Product Review: K-meleon 0.6

In short: A bare-bones Web browser that's tantalizingly close to becoming my primary browser.

What is K-meleon?

K-meleon is an open source, bare-bones Web browser for Windows. It is based on Gecko, the HTML rendering engine underlying Mozilla, Netscape 6, and Galeon. K-meleon supports W3C standards such as Cascading Style Sheets and the PNG image format.

K-meleon's philosophy seems be "if a feature doesn't help display Web pages, leave it out". That is on balance a wise decision, as the following analysis of K-meleon 0.6 will reveal.

Advantages

  • CSS support without Javascript. This was what made me give K-meleon a try; unlike Netscape and Internet Explorer, K-meleon renders CSS when Javascript is disabled. This makes it appealing as a testbed for CSS experimentation.

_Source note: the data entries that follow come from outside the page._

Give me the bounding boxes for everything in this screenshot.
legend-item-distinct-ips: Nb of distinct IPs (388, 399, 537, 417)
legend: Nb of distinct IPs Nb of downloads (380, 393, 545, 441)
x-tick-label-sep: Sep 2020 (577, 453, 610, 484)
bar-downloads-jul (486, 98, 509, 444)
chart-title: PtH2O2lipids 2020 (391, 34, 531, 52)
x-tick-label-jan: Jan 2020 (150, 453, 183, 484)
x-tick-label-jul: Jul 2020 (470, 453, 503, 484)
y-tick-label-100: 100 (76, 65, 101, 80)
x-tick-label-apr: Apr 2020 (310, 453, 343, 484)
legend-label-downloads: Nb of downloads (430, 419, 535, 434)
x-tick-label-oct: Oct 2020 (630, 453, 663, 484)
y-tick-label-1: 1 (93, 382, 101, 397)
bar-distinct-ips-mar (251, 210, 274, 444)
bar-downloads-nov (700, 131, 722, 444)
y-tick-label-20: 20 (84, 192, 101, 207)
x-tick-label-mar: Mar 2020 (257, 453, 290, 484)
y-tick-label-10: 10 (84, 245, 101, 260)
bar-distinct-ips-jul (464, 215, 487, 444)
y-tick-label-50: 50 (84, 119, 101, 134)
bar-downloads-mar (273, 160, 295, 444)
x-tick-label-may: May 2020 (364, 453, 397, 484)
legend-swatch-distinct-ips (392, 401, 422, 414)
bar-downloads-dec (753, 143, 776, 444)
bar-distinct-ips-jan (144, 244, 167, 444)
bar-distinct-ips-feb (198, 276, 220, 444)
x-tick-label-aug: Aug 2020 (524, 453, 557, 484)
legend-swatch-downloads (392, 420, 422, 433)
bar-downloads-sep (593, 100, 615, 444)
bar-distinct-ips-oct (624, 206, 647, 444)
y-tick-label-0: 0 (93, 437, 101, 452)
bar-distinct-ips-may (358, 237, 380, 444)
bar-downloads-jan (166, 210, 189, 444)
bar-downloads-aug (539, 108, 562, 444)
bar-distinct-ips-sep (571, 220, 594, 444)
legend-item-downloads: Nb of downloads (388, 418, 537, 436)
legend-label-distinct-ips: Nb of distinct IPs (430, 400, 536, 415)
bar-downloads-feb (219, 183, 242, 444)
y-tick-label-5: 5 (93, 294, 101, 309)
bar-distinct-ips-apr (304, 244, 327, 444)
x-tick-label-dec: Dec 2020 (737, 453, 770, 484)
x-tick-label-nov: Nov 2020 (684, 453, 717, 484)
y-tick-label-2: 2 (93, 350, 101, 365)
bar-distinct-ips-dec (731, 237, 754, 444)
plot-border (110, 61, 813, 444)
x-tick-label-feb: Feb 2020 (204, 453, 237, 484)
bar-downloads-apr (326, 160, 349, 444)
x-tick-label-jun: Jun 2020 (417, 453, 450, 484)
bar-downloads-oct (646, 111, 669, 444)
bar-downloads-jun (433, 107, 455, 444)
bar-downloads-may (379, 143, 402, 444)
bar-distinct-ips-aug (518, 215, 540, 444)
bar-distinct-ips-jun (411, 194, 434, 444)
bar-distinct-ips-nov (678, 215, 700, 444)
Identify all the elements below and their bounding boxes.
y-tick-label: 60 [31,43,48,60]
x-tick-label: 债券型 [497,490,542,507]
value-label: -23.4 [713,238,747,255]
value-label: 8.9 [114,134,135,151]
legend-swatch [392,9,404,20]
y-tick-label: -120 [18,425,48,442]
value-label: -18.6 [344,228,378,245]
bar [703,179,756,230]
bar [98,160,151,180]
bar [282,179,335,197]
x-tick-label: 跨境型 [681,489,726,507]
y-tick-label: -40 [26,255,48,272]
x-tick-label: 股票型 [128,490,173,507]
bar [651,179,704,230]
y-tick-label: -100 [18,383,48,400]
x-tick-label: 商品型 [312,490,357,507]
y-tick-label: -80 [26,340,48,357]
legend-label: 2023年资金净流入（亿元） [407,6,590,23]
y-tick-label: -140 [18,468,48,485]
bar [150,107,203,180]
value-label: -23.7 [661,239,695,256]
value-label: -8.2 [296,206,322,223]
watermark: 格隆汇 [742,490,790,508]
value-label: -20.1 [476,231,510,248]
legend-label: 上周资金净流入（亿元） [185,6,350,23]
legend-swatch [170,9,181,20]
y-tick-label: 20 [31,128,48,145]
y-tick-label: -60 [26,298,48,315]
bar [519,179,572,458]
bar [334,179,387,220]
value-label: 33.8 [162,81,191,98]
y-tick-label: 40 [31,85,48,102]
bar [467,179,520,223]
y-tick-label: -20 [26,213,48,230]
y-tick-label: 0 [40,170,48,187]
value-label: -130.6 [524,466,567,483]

  • Simplicity. K-meleon is a Web browser and nothing more. It's not an HTML editor or mail client, doesn't browse Usenet news, or allow the user to send instant messages. Unlike recent bloated browsers, K-meleon has no Shop button. It doesn't try to be a portal. All it does is retrieve and display Web pages.

  • Customizable interface. K-meleon's interface is simple to begin with, and modifying it isn't difficult. Its menus and accelerator keys can be changed easily by modifying text files, available via Edit/Preferences. The main menu, toolbar, and URL bar can be dragged to new positions.

Problems

  • Poor bookmark management. K-meleon can import Netscape bookmarks or IE favorites, but that's about it. Bookmarks can be added, organized, and removed, but these features are rudimentary. In particular, K-meleon's bookmark editor doesn't allow for the creation of folders or separators. Changes to bookmarks sometimes are not reflected in the Bookmark menu until after the program is restarted. Even worse, sometimes changes to bookmarks are silently ignored.

    Note: I had to manually add the shared library msvcp60.dll to my OS directory for bookmarks to work at all.

  • Flakiness finding Web pages. K-meleon still has some bugs in its handling of URLs and the cache. Sometimes it reports that it cannot find pages that other browsers handle correctly. (I've experienced this problem with Google.) This problem is acute with URLs for CGI scripts; whether a given CGI script will be invoked is a crap shoot.

  • Cache confusion. It's not unknown for K-meleon to respond to a URL with a completely different page. The page that is returned will be one from the cache. At this point K-meleon is so confused that clearing the memory and disk caches doesn't work; the only way to load the page you want is to restart the program.

    It appears that the problem is that K-meleon is sending a page request to the last domain visited, not the domain specified in the URL.

  • Incomplete CSS implementation. For example, in a page with an element with fixed position, links from that element to a named anchor on the same page do not work. (Here's a demonstration of this problem.)

    The source of this problem is the underlying Gecko rendering engine, not the K-meleon team.

  • Many standard features are incomplete or not implemented. The list of things K-meleon doesn't do is long. You can't set default colors or type size via Edit/Preferences , which makes this browser a poor choice for people with poor sight. Visited links aren't distinguished from unvisited links (unless you hack K-meleon manually). I don't purchase things on the Web, so I can't say whether K-meleon 0.6 includes site certificates, though I suspect it does not. If you like complete control over your browser, this version of K-meleon might not be for you.

    Actually, some settings such as fonts & colors can be changed by manually mucking about with configuration files, but they should be configurable through the program.

Conclusion

Despite its disadvantages, I quite like K-meleon. When the bookmark management is improved and the cache/URL bugs are fixed, K-meleon will become my primary browser. I already use it about half the time; I'm looking forward to the day when I can uninstall my current browser, Netscape 3.04.

Kudos to the K-meleon team for taking the road less traveled: creating good, simple software.

Postscript

Later versions of K-meleon have shown significant improvement. In 2002, version 0.7 became my primary Web browser.